500 error - #valid_action? called with the wrong arguments when rendering Field::HasMany
Created by: maxkwallace
This issue applies to the current, unreleased master
branch, not to 0.4.0. And first off-- thanks for the awesome gem! Administrate has been a huge boon to my org, and I really appreciate all the hard work.
If I have two Resources with routes like:
resources :users
resources :orders, except: [:edit, :update]
And UserDashboard
has orders: Field::HasMany,
under SHOW_PAGE_ATTRIBUTES
, when someone navigates to admin/users/:id
(the show action) Administrate will render, among other things, administrate/app/views/fields/has_many/_show.html.erb
, which looks like:
<% if field.resources.any? %>
<%= render(
"collection",
collection_presenter: field.associated_collection,
resources: field.resources(params[field.name])
) %>
...
Inside the collection partial, we have:
<% if valid_action? :edit %>
<td><%= link_to(
t("administrate.actions.edit"),
[:edit, namespace, resource],
class: "action-edit",
) %></td>
<% end %>
When we call valid_action?
here, it looks up resource_name
on the rendering Controller's resource_resolver
, which is for the User Resource, not the Order Resource.

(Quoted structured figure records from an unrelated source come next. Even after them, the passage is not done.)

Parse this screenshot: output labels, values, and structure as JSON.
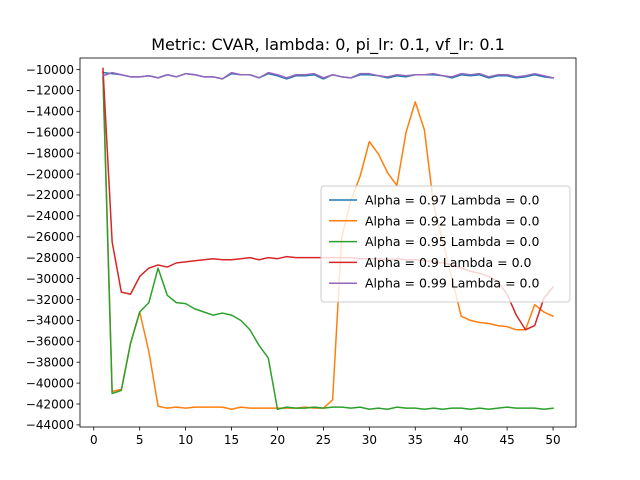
{
  "chart_data": {
    "type": "line",
    "title": "Metric: CVAR, lambda: 0, pi_lr: 0.1, vf_lr: 0.1",
    "xlabel": "",
    "ylabel": "",
    "xlim": [
      -1.5,
      52.5
    ],
    "ylim": [
      -44200,
      -8900
    ],
    "xticks": [
      0,
      5,
      10,
      15,
      20,
      25,
      30,
      35,
      40,
      45,
      50
    ],
    "yticks": [
      -44000,
      -42000,
      -40000,
      -38000,
      -36000,
      -34000,
      -32000,
      -30000,
      -28000,
      -26000,
      -24000,
      -22000,
      -20000,
      -18000,
      -16000,
      -14000,
      -12000,
      -10000
    ],
    "grid": false,
    "legend_position": "center-right",
    "x": [
      1,
      2,
      3,
      4,
      5,
      6,
      7,
      8,
      9,
      10,
      11,
      12,
      13,
      14,
      15,
      16,
      17,
      18,
      19,
      20,
      21,
      22,
      23,
      24,
      25,
      26,
      27,
      28,
      29,
      30,
      31,
      32,
      33,
      34,
      35,
      36,
      37,
      38,
      39,
      40,
      41,
      42,
      43,
      44,
      45,
      46,
      47,
      48,
      49,
      50
    ],
    "series": [
      {
        "name": "Alpha = 0.97  Lambda = 0.0",
        "color": "#1f77b4",
        "values": [
          -10300,
          -10400,
          -10500,
          -10700,
          -10700,
          -10600,
          -10800,
          -10500,
          -10700,
          -10400,
          -10500,
          -10700,
          -10700,
          -10900,
          -10400,
          -10500,
          -10500,
          -10800,
          -10400,
          -10600,
          -10900,
          -10600,
          -10600,
          -10500,
          -10900,
          -10500,
          -10700,
          -10800,
          -10500,
          -10500,
          -10600,
          -10800,
          -10600,
          -10700,
          -10500,
          -10500,
          -10500,
          -10600,
          -10800,
          -10500,
          -10600,
          -10500,
          -10800,
          -10600,
          -10600,
          -10800,
          -10700,
          -10500,
          -10700,
          -10800
        ]
      },
      {
        "name": "Alpha = 0.92  Lambda = 0.0",
        "color": "#ff7f0e",
        "values": [
          -10200,
          -40800,
          -40600,
          -36200,
          -33200,
          -37000,
          -42200,
          -42400,
          -42300,
          -42400,
          -42300,
          -42300,
          -42300,
          -42300,
          -42500,
          -42300,
          -42400,
          -42400,
          -42400,
          -42400,
          -42400,
          -42400,
          -42300,
          -42400,
          -42400,
          -41600,
          -26000,
          -22500,
          -20200,
          -16900,
          -18100,
          -19900,
          -21100,
          -16000,
          -13100,
          -15800,
          -23000,
          -26500,
          -30000,
          -33600,
          -34000,
          -34200,
          -34300,
          -34500,
          -34600,
          -34900,
          -34900,
          -32500,
          -33200,
          -33600
        ]
      },
      {
        "name": "Alpha = 0.95  Lambda = 0.0",
        "color": "#2ca02c",
        "values": [
          -10700,
          -41000,
          -40700,
          -36200,
          -33200,
          -32300,
          -29000,
          -31600,
          -32300,
          -32400,
          -32900,
          -33200,
          -33500,
          -33300,
          -33500,
          -34000,
          -34900,
          -36400,
          -37600,
          -42500,
          -42300,
          -42400,
          -42400,
          -42300,
          -42400,
          -42300,
          -42300,
          -42400,
          -42300,
          -42500,
          -42400,
          -42500,
          -42300,
          -42400,
          -42400,
          -42500,
          -42400,
          -42500,
          -42400,
          -42400,
          -42500,
          -42400,
          -42500,
          -42400,
          -42300,
          -42400,
          -42400,
          -42400,
          -42500,
          -42400
        ]
      },
      {
        "name": "Alpha = 0.9  Lambda = 0.0",
        "color": "#d62728",
        "values": [
          -9900,
          -26500,
          -31300,
          -31500,
          -29800,
          -29000,
          -28700,
          -28900,
          -28500,
          -28400,
          -28300,
          -28200,
          -28100,
          -28200,
          -28200,
          -28100,
          -28000,
          -28200,
          -28000,
          -28100,
          -27900,
          -28000,
          -28000,
          -28000,
          -28000,
          -28000,
          -28000,
          -28000,
          -28100,
          -28100,
          -28100,
          -28200,
          -28100,
          -28200,
          -28200,
          -28300,
          -28400,
          -28500,
          -28700,
          -29000,
          -29300,
          -29500,
          -29800,
          -30300,
          -31500,
          -33500,
          -34900,
          -34500,
          -31900,
          -30800
        ]
      },
      {
        "name": "Alpha = 0.99  Lambda = 0.0",
        "color": "#9467bd",
        "values": [
          -10600,
          -10300,
          -10500,
          -10700,
          -10700,
          -10600,
          -10800,
          -10500,
          -10700,
          -10400,
          -10500,
          -10700,
          -10700,
          -10900,
          -10300,
          -10500,
          -10500,
          -10800,
          -10300,
          -10500,
          -10800,
          -10500,
          -10500,
          -10400,
          -10800,
          -10500,
          -10700,
          -10800,
          -10400,
          -10400,
          -10600,
          -10700,
          -10500,
          -10600,
          -10500,
          -10500,
          -10400,
          -10600,
          -10700,
          -10400,
          -10500,
          -10400,
          -10700,
          -10500,
          -10500,
          -10700,
          -10600,
          -10400,
          -10600,
          -10800
        ]
      }
    ]
  }
}
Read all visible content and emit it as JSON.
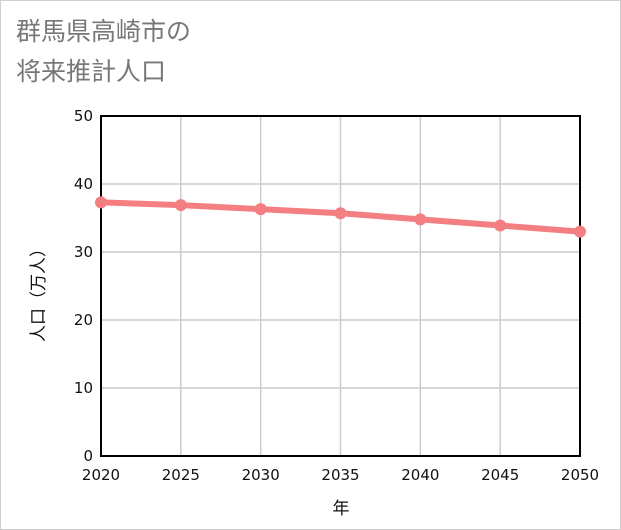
{
  "chart_data": {
    "type": "line",
    "title_lines": [
      "群馬県高崎市の",
      "将来推計人口"
    ],
    "xlabel": "年",
    "ylabel": "人口（万人）",
    "x": [
      2020,
      2025,
      2030,
      2035,
      2040,
      2045,
      2050
    ],
    "x_ticks": [
      "2020",
      "2025",
      "2030",
      "2035",
      "2040",
      "2045",
      "2050"
    ],
    "ylim": [
      0,
      50
    ],
    "y_ticks": [
      "0",
      "10",
      "20",
      "30",
      "40",
      "50"
    ],
    "grid": true,
    "series": [
      {
        "name": "人口",
        "values": [
          37.3,
          36.9,
          36.3,
          35.7,
          34.8,
          33.9,
          33.0
        ],
        "color": "#f47f82"
      }
    ]
  }
}
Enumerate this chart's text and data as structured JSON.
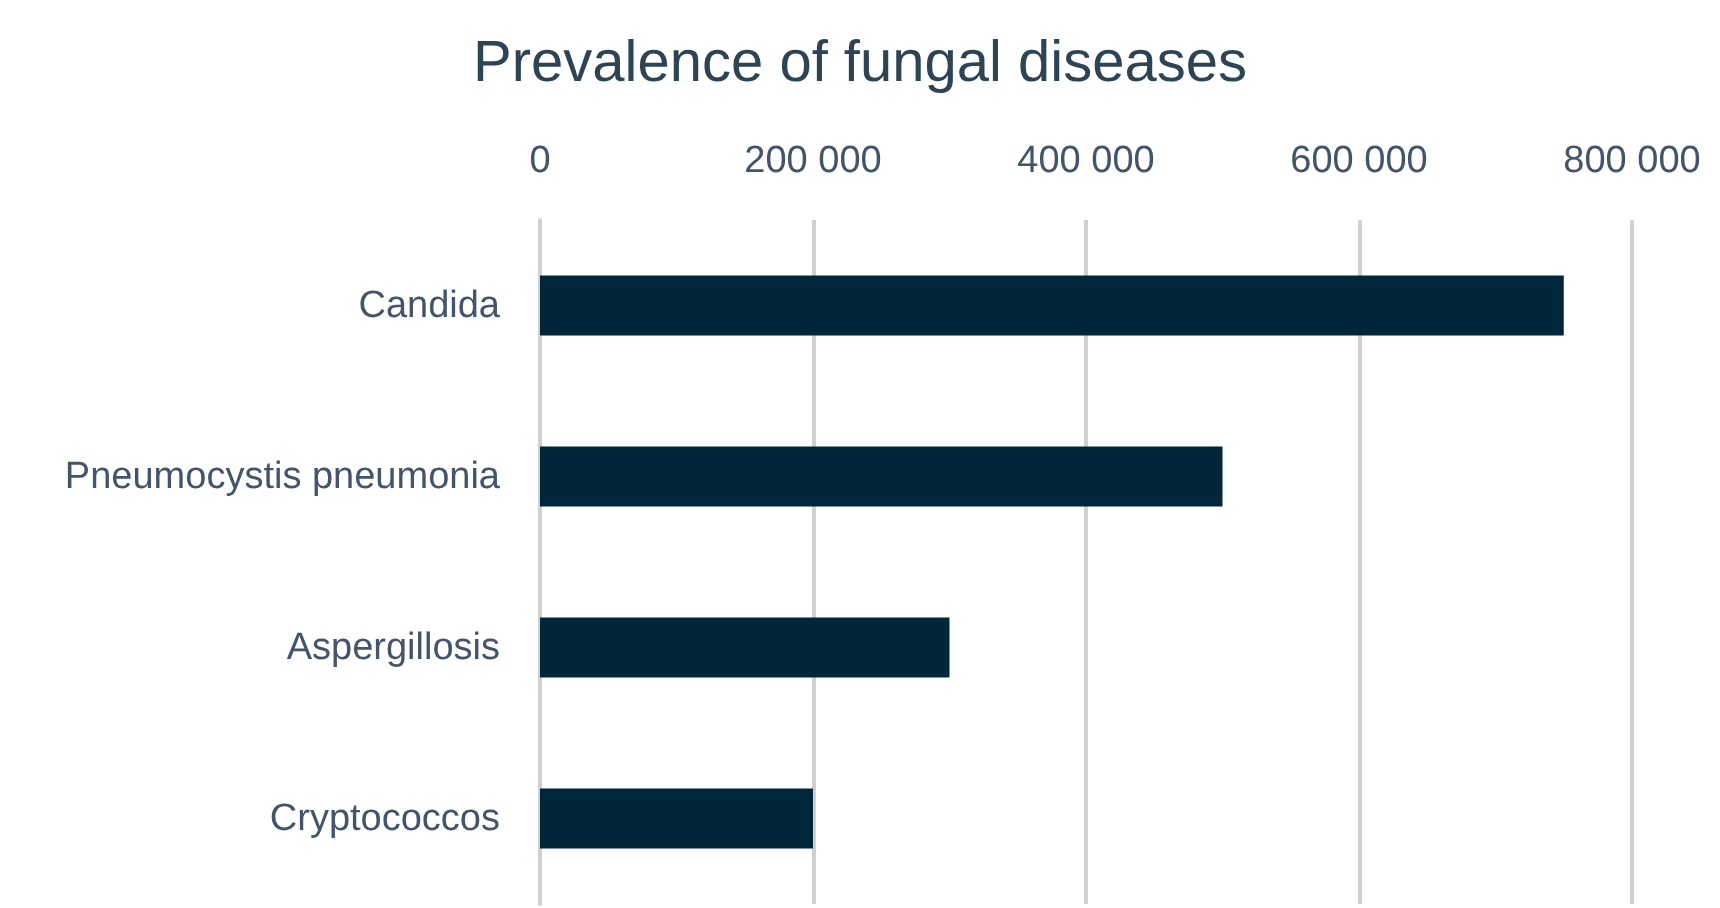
{
  "chart_data": {
    "type": "bar",
    "orientation": "horizontal",
    "title": "Prevalence of fungal diseases",
    "categories": [
      "Candida",
      "Pneumocystis pneumonia",
      "Aspergillosis",
      "Cryptococcos"
    ],
    "values": [
      750000,
      500000,
      300000,
      200000
    ],
    "color": "#00263a",
    "xlim": [
      0,
      800000
    ],
    "xticks": [
      0,
      {
        "value": 200000,
        "label": "200 000"
      },
      {
        "value": 400000,
        "label": "400 000"
      },
      {
        "value": 600000,
        "label": "600 000"
      },
      {
        "value": 800000,
        "label": "800 000"
      }
    ],
    "grid": "x"
  }
}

Since the Order Resource doesn't have an edit route declared in routes.rb
, a 500 error gets thrown because the path link_to
goes to look up doesn't exist.
The same issue exists for the other routes, not just :edit
and :update
.
Stop-gap solution (for anyone else running into this issue):
Put the following in your routes.rb
, after your Administrate route declarations:
get 'orders/:id/edit', to: 'orders#show', as: :edit_admin_order
This deals with the 500s, but the "Edit" links still get generated in collection partials.
Actual solution:
I spent about an hour unsuccessfully trying to come up with a fix for this in a PR. It's easy to write a heuristic to pass resource_name
into valid_action?
for the Resource being rendered, but I'm very unsure what would be required to make that correct in all cases, or if there's a larger refactor that would be more appropriate. Administrate::ResourceResolver
defines a clear mapping from the URL path to the Resource, but I'm not sure about going the other way without breaking things in some cases.